Dear friends,

If you have driven by Victoria Mansion recently, you know there are big things afoot. In fact, the scaffolding rising on the front lawn only hints at the scale of the work going on. Inside and outside, we are gearing up for a series of transformational restoration projects aimed at preserving this National Historic Landmark property and bringing it ever closer to its nineteenth-century appearance.

Over the next six months, an expert team will completely disassemble a major section of the Mansion’s front façade, including the front bay window and its adjoining walls, while carefully protecting the precious interiors within. Using perfectly matching stone, the project team will cut and carve replacement units in a workshop in Vermont and then assemble them on site in the late fall. Once complete, the work will turn back the clock 160 years, restoring important passages of carving and detailing to the Mansion’s most photographed façade.

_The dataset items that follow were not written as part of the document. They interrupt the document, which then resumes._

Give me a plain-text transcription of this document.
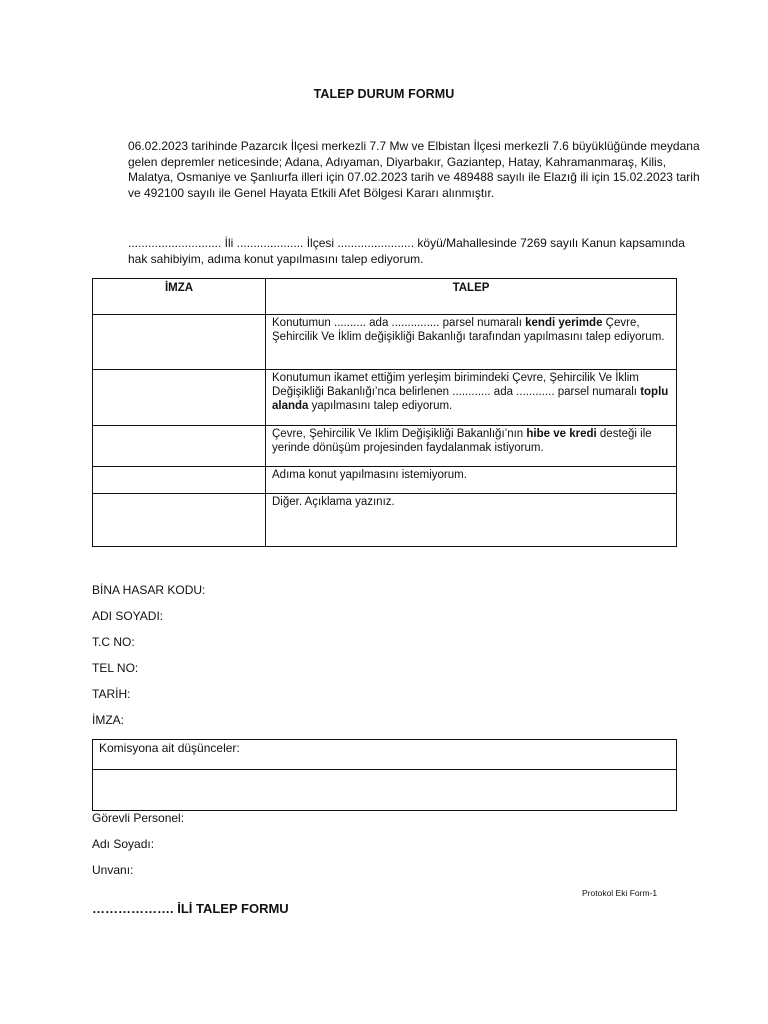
TALEP DURUM FORMU

06.02.2023 tarihinde Pazarcık İlçesi merkezli 7.7 Mw ve Elbistan İlçesi merkezli 7.6 büyüklüğünde meydana gelen depremler neticesinde; Adana, Adıyaman, Diyarbakır, Gaziantep, Hatay, Kahramanmaraş, Kilis, Malatya, Osmaniye ve Şanlıurfa illeri için 07.02.2023 tarih ve 489488 sayılı ile Elazığ ili için 15.02.2023 tarih ve 492100 sayılı ile Genel Hayata Etkili Afet Bölgesi Kararı alınmıştır.

............................ İli .................... İlçesi ....................... köyü/Mahallesinde 7269 sayılı Kanun kapsamında hak sahibiyim, adıma konut yapılmasını talep ediyorum.

İMZA	TALEP

	Konutumun .......... ada ............... parsel numaralı kendi yerimde Çevre, Şehircilik Ve İklim değişikliği Bakanlığı tarafından yapılmasını talep ediyorum.

	Konutumun ikamet ettiğim yerleşim birimindeki Çevre, Şehircilik Ve İklim Değişikliği Bakanlığı’nca belirlenen ............ ada ............ parsel numaralı toplu alanda yapılmasını talep ediyorum.

	Çevre, Şehircilik Ve Iklim Değişikliği Bakanlığı’nın hibe ve kredi desteği ile yerinde dönüşüm projesinden faydalanmak istiyorum.

	Adıma konut yapılmasını istemiyorum.

	Diğer. Açıklama yazınız.

BİNA HASAR KODU:
ADI SOYADI:
T.C NO:
TEL NO:
TARİH:
İMZA:
Komisyona ait düşünceler:

Görevli Personel:
Adı Soyadı:
Unvanı:
Protokol Eki Form-1
………………. İLİ TALEP FORMU
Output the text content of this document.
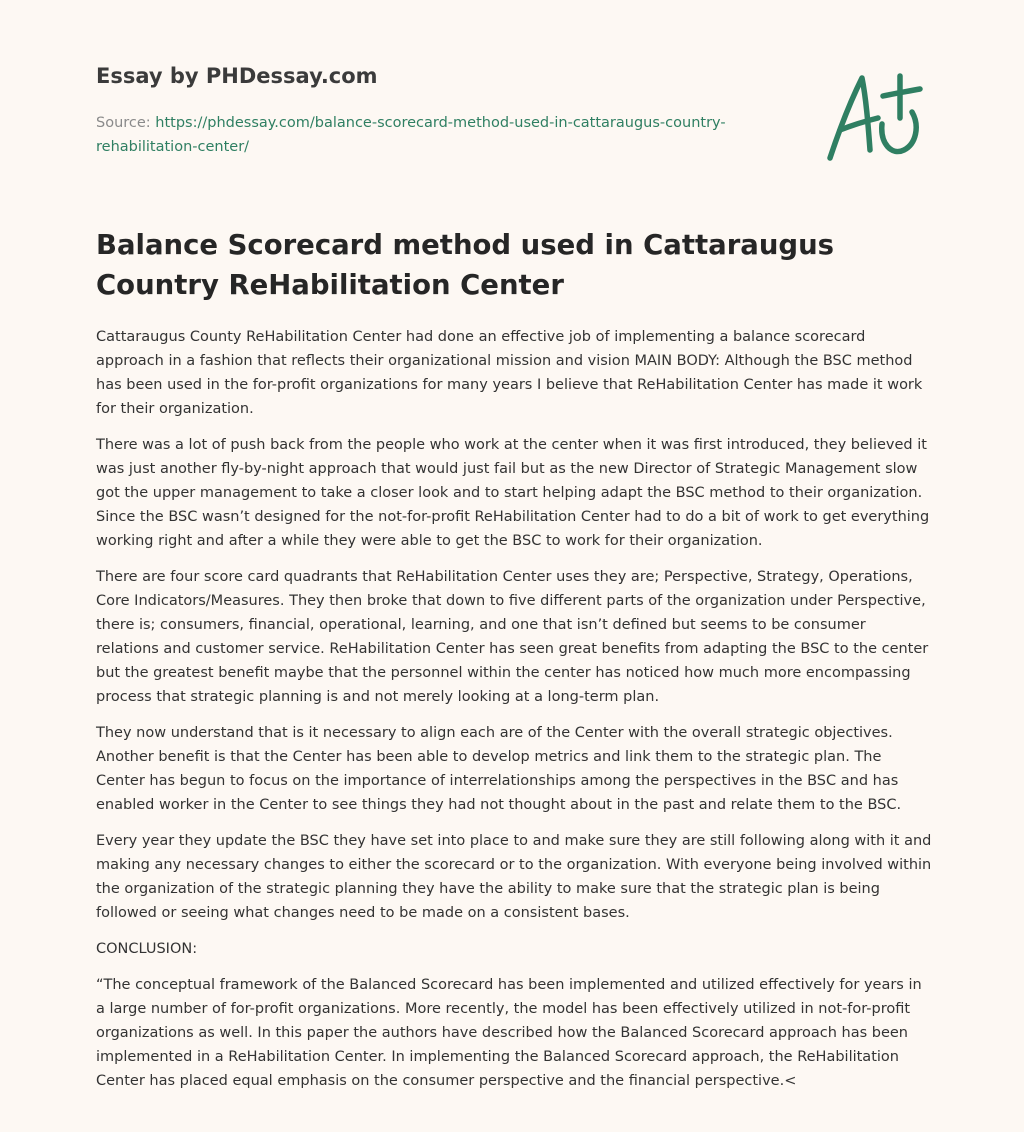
Essay by PHDessay.com
Source: https://phdessay.com/balance-scorecard-method-used-in-cattaraugus-country-rehabilitation-center/
Balance Scorecard method used in Cattaraugus Country ReHabilitation Center

Cattaraugus County ReHabilitation Center had done an effective job of implementing a balance scorecard approach in a fashion that reflects their organizational mission and vision MAIN BODY: Although the BSC method has been used in the for-profit organizations for many years I believe that ReHabilitation Center has made it work for their organization.

There was a lot of push back from the people who work at the center when it was first introduced, they believed it was just another fly-by-night approach that would just fail but as the new Director of Strategic Management slow got the upper management to take a closer look and to start helping adapt the BSC method to their organization. Since the BSC wasn’t designed for the not-for-profit ReHabilitation Center had to do a bit of work to get everything working right and after a while they were able to get the BSC to work for their organization.

There are four score card quadrants that ReHabilitation Center uses they are; Perspective, Strategy, Operations, Core Indicators/Measures. They then broke that down to five different parts of the organization under Perspective, there is; consumers, financial, operational, learning, and one that isn’t defined but seems to be consumer relations and customer service. ReHabilitation Center has seen great benefits from adapting the BSC to the center but the greatest benefit maybe that the personnel within the center has noticed how much more encompassing process that strategic planning is and not merely looking at a long-term plan.

They now understand that is it necessary to align each are of the Center with the overall strategic objectives. Another benefit is that the Center has been able to develop metrics and link them to the strategic plan. The Center has begun to focus on the importance of interrelationships among the perspectives in the BSC and has enabled worker in the Center to see things they had not thought about in the past and relate them to the BSC.

Every year they update the BSC they have set into place to and make sure they are still following along with it and making any necessary changes to either the scorecard or to the organization. With everyone being involved within the organization of the strategic planning they have the ability to make sure that the strategic plan is being followed or seeing what changes need to be made on a consistent bases.

CONCLUSION:

“The conceptual framework of the Balanced Scorecard has been implemented and utilized effectively for years in a large number of for-profit organizations. More recently, the model has been effectively utilized in not-for-profit organizations as well. In this paper the authors have described how the Balanced Scorecard approach has been implemented in a ReHabilitation Center. In implementing the Balanced Scorecard approach, the ReHabilitation Center has placed equal emphasis on the consumer perspective and the financial perspective.<
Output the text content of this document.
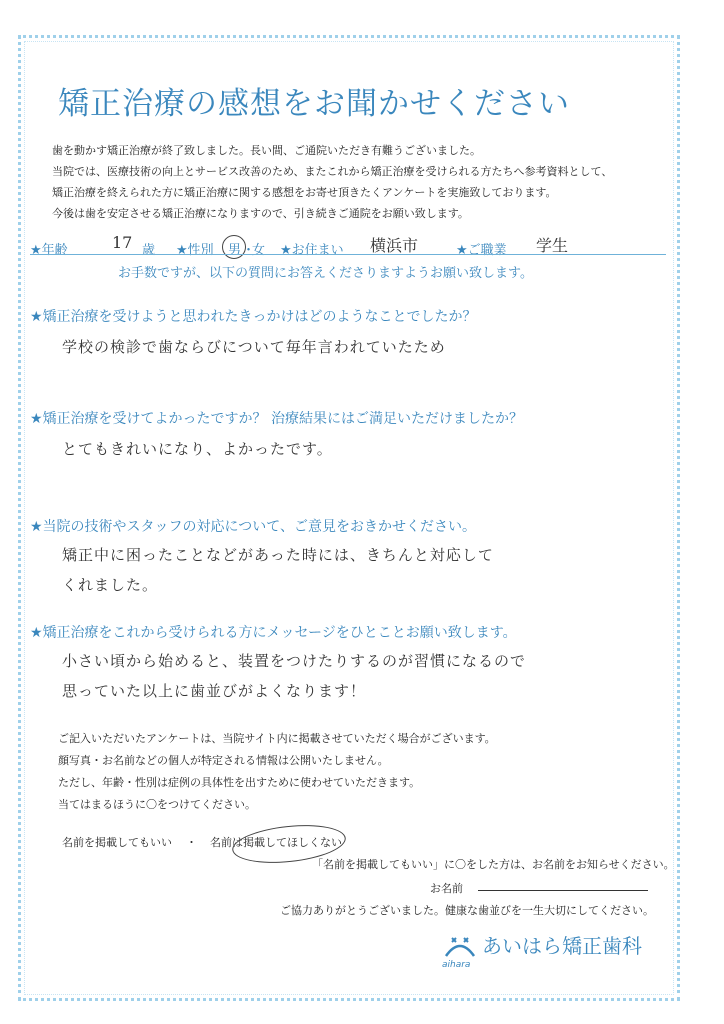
矯正治療の感想をお聞かせください
歯を動かす矯正治療が終了致しました。長い間、ご通院いただき有難うございました。
当院では、医療技術の向上とサービス改善のため、またこれから矯正治療を受けられる方たちへ参考資料として、
矯正治療を終えられた方に矯正治療に関する感想をお寄せ頂きたくアンケートを実施致しております。
今後は歯を安定させる矯正治療になりますので、引き続きご通院をお願い致します。
★年齢	17 歳 ★性別 男 ・
女 ★お住まい 横浜市	★ご職業 学生
お手数ですが、以下の質問にお答えくださりますようお願い致します。
★矯正治療を受けようと思われたきっかけはどのようなことでしたか？
学校の検診で歯ならびについて毎年言われていたため
★矯正治療を受けてよかったですか？ 治療結果にはご満足いただけましたか？
とてもきれいになり、よかったです。
★当院の技術やスタッフの対応について、ご意見をおきかせください。
矯正中に困ったことなどがあった時には、きちんと対応して
くれました。
★矯正治療をこれから受けられる方にメッセージをひとことお願い致します。
小さい頃から始めると、装置をつけたりするのが習慣になるので
思っていた以上に歯並びがよくなります！
ご記入いただいたアンケートは、当院サイト内に掲載させていただく場合がございます。
顔写真・お名前などの個人が特定される情報は公開いたしません。
ただし、年齢・性別は症例の具体性を出すために使わせていただきます。
当てはまるほうに〇をつけてください。
名前を掲載してもいい ・ 名前は掲載してほしくない
「名前を掲載してもいい」に〇をした方は、お名前をお知らせください。
お名前
ご協力ありがとうございました。健康な歯並びを一生大切にしてください。
あいはら矯正歯科
aihara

Work is simultaneously underway to recreate a missing series of balustrades that once graced the rooftops of the front porch, portico, and bay. Skilled preservation woodworkers Bob and Sebastian Cariddi have been hard at work milling and assembling hundreds of individual elements in their workshop in Buxton, Maine. Once installed, the balustrades will make the Mansion’s front façade complete for the first time since the 1950s.

Inside, the most ambitious paint conservation project in the museum’s history is underway. Our longtime partners at Gianfranco Pocobene Studio are cleaning and restoring the decoratively painted walls and ceilings in the grand Stair Hall, a soaring space rising 40 feet to the central skylight. The Stair Hall and its surrounding rooms represent the last intact commission by artist Giuseppe Guidicini, decorator of some of America’s grandest theaters and opera houses. In caring for his work at Victoria Mansion, we help uncover a nearly lost tradition of decorative painting.

I am writing both to share this good news and to thank you for your support for this great institution. Victoria Mansion is entering one of the most exciting periods in its history, all thanks to a community of friends stretching from Portland, Maine out across the country and world. I hope you will visit soon and see some of the progress firsthand.